I just ate a drumstick out of the garbage. I need a life coach.
omg i finished an entire carton of double double chunk chunk ice cream last night...
what? what exactly is in double double chunk chunk?
self-loathing.
i'm having a wet tshirt contest with myself and yet i'm still losing
I'm so bored, I can only pretend that this truck is a spaceship for so long.
Last night he tried to put me in their garbage can and then sprayed me with a fire extinguisher in their kitchen...that house is always interesting
I would do laundry with you but I vaguely remember swallowing all my quarters last night as some kind of trick.
Mystery solved. Def had ice creme last night. There is a melted half eaten ice creme bar next to the bed. Which had melted onto my pillow.

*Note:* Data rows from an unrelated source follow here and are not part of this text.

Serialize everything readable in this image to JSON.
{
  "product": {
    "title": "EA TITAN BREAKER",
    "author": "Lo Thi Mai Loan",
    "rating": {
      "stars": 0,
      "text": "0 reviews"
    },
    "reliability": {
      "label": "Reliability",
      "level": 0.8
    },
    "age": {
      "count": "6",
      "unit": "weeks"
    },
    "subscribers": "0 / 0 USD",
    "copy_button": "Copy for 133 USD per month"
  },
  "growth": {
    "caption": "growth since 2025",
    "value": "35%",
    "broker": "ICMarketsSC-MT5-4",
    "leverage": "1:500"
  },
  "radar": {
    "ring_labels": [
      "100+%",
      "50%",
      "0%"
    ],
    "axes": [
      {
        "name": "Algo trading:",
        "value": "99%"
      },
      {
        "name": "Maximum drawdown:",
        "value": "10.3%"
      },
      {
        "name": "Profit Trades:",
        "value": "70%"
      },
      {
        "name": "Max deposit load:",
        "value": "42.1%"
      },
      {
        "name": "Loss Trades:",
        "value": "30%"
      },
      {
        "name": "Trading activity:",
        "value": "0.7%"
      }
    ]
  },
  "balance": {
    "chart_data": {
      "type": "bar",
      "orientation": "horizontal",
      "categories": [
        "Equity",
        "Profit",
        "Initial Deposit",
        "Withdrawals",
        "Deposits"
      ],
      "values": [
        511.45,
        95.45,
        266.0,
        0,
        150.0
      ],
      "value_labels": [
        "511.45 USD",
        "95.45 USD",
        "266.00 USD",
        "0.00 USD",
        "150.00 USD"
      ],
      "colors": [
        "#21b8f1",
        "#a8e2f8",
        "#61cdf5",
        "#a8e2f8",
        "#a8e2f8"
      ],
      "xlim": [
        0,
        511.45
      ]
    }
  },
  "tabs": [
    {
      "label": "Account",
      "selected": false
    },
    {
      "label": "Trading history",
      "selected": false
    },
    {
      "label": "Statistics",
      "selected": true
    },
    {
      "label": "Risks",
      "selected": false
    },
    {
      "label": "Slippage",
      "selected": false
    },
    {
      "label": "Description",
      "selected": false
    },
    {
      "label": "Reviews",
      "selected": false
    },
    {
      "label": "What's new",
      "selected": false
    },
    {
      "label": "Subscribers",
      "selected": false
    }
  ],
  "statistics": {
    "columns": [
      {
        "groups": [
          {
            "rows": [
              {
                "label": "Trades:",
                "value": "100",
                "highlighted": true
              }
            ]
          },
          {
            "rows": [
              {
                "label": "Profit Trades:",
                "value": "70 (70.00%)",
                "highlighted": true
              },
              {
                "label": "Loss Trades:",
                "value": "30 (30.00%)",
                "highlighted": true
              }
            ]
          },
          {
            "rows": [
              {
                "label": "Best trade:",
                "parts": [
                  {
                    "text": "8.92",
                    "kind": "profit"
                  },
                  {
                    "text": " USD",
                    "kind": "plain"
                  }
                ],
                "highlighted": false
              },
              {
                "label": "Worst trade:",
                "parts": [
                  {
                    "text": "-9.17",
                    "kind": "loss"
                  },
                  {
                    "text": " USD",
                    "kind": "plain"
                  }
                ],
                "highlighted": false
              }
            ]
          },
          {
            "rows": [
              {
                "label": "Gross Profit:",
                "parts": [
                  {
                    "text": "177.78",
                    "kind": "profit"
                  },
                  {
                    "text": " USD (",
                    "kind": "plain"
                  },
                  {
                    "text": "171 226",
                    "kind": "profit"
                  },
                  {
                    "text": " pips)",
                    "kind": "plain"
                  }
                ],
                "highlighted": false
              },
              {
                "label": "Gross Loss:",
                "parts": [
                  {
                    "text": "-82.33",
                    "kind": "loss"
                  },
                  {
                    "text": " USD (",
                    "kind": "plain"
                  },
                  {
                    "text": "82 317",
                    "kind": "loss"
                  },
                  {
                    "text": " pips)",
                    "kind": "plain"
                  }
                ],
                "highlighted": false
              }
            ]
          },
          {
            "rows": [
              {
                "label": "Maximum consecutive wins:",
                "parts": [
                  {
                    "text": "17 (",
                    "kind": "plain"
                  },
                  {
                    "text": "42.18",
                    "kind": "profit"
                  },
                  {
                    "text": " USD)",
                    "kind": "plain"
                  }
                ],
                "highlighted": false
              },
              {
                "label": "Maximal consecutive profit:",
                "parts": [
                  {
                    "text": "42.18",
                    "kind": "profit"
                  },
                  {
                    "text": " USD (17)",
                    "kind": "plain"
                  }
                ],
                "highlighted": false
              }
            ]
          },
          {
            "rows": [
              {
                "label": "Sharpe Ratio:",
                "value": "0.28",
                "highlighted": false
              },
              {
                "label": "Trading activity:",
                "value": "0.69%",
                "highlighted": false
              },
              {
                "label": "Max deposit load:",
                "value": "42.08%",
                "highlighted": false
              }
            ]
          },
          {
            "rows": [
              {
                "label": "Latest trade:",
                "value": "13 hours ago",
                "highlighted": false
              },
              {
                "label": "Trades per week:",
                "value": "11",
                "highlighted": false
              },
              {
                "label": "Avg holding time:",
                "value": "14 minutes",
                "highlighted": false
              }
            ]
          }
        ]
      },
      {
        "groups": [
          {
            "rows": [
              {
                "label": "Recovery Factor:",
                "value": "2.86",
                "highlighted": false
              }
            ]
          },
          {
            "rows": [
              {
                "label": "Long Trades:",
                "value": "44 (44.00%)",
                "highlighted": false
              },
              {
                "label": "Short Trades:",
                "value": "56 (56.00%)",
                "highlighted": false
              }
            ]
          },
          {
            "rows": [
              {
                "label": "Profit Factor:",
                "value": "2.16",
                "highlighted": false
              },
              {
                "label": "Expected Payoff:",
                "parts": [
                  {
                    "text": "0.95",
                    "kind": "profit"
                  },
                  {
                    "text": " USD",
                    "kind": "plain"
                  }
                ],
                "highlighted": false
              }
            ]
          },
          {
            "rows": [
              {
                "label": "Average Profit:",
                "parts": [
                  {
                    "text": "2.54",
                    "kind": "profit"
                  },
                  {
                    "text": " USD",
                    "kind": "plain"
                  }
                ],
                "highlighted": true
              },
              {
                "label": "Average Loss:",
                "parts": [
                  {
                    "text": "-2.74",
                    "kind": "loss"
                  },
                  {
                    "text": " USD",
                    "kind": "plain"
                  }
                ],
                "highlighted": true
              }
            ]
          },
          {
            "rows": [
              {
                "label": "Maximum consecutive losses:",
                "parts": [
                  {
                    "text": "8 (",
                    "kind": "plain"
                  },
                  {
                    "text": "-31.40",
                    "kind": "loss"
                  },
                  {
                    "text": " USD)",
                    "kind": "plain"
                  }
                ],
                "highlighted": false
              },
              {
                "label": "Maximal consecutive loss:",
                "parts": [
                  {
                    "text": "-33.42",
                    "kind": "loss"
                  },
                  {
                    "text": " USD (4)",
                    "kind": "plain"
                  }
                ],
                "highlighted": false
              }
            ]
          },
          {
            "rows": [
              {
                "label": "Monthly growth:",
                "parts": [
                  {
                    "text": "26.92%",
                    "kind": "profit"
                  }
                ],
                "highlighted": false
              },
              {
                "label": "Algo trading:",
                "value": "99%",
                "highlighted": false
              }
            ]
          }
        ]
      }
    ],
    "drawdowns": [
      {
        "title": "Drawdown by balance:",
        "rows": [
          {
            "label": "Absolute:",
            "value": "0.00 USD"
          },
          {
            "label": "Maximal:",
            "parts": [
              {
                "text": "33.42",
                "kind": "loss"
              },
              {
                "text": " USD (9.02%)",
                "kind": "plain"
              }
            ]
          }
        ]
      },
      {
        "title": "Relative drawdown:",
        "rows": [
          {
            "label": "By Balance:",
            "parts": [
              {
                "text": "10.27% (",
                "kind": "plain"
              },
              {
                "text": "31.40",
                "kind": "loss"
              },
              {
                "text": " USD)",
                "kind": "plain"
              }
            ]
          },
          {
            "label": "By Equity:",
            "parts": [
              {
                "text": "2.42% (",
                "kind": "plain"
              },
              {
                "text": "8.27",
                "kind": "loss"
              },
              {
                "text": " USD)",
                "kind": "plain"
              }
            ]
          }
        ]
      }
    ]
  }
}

That explains why it was in my hair too. Im a fucking sherlock holmes over here.
I invited you and you fucked me in the face with the penis of disappointment and shit.
That feels better than graduating college or that time I tried to ride a llama. Did you know they really spit?
Well his ex just grabbed his dick and told him yep Ill call u later
On the way out the door to work grabbed the wine glass on the floor left for the ghost of Elijah and chugged it. PASSOVER.
So after my hot dog popped out of the bun and fell to the ground I tried to pick it back up and eat it. He had to kick it away from me to stop me from trying to pick it back up and eat it. I like him.
One a scale of one to hella drunk, how gracefully can I make it down those stairs
He fucked the hangover right out of me. That good.